"L'antivaccinismo è un processo in corso da anni, ma prima era confinato in certi ambiti culturali.  L'esplosione è avvenuta con i social media e le fake news che hanno  alimentato paure irrazionali". A denunciarlo, intervistata dal  'Corriere della Sera', è il ministro della Salute, Beatrice Lorenzin,  che liquida come "un retroscena di pettegolezzi", le polemiche nate  dal suo annuncio di un decreto che prevede l'obbligatorietà dei  vaccini per l'accesso alla scuola dell'obbligo, da portare in  Consiglio dei ministri.        Il ministro esclude che il premier Paolo Gentiloni non fosse stato  informato: "Ne era al corrente da diversi giorni e ha ricevuto tutti i miei atti. Anche con la collega Valeria Fedeli ci sono stati contatti. Non è vero che nel governo non c' è comunicazione. C' è una  veicolazione continua di informazioni. Le polemiche stanno a zero. C'è un problema di sanità pubblica e va affrontato con forza".       
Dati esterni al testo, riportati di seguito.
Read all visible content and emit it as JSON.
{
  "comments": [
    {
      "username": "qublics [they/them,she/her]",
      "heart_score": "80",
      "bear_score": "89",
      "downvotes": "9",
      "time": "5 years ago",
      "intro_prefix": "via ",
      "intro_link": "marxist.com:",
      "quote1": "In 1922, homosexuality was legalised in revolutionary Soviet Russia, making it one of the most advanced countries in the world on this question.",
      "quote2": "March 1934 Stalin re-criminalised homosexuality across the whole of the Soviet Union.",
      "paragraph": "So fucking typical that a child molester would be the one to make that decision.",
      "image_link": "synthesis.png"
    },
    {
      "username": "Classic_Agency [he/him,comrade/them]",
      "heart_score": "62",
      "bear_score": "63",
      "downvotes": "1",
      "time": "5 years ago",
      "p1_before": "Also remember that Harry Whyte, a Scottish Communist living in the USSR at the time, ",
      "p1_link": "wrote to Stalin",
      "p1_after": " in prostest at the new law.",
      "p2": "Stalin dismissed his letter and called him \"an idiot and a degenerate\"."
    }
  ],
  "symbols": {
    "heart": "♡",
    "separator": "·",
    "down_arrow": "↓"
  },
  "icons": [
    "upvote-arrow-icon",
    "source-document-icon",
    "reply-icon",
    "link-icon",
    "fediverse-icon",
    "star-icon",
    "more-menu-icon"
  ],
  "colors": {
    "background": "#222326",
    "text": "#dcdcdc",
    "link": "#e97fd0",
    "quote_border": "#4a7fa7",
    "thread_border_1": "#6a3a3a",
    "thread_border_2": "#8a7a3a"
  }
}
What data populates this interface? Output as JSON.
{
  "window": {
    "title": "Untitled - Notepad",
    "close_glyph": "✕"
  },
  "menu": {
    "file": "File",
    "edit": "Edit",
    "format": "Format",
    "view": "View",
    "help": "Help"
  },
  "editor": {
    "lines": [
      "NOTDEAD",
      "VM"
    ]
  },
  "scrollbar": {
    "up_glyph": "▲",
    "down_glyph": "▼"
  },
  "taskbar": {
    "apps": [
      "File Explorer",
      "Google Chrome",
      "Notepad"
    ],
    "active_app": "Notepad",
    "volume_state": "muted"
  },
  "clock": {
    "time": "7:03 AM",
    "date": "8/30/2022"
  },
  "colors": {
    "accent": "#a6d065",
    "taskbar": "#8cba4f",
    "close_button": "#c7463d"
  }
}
Quanto ai vaccini obbligatori, Lorenzin chiarisce: "Non sarà uno  schema fisso. Oltre ai 4 già previsti dal calendario per la pediatria, li decideremo di volta in volta in base ai dati epidemiologici. Ho  inviato la bozza della legge a Palazzo Chigi per rispondere a un'  emergenza, il calo delle soglie di sicurezza. La popolazione non è  adeguatamente protetta".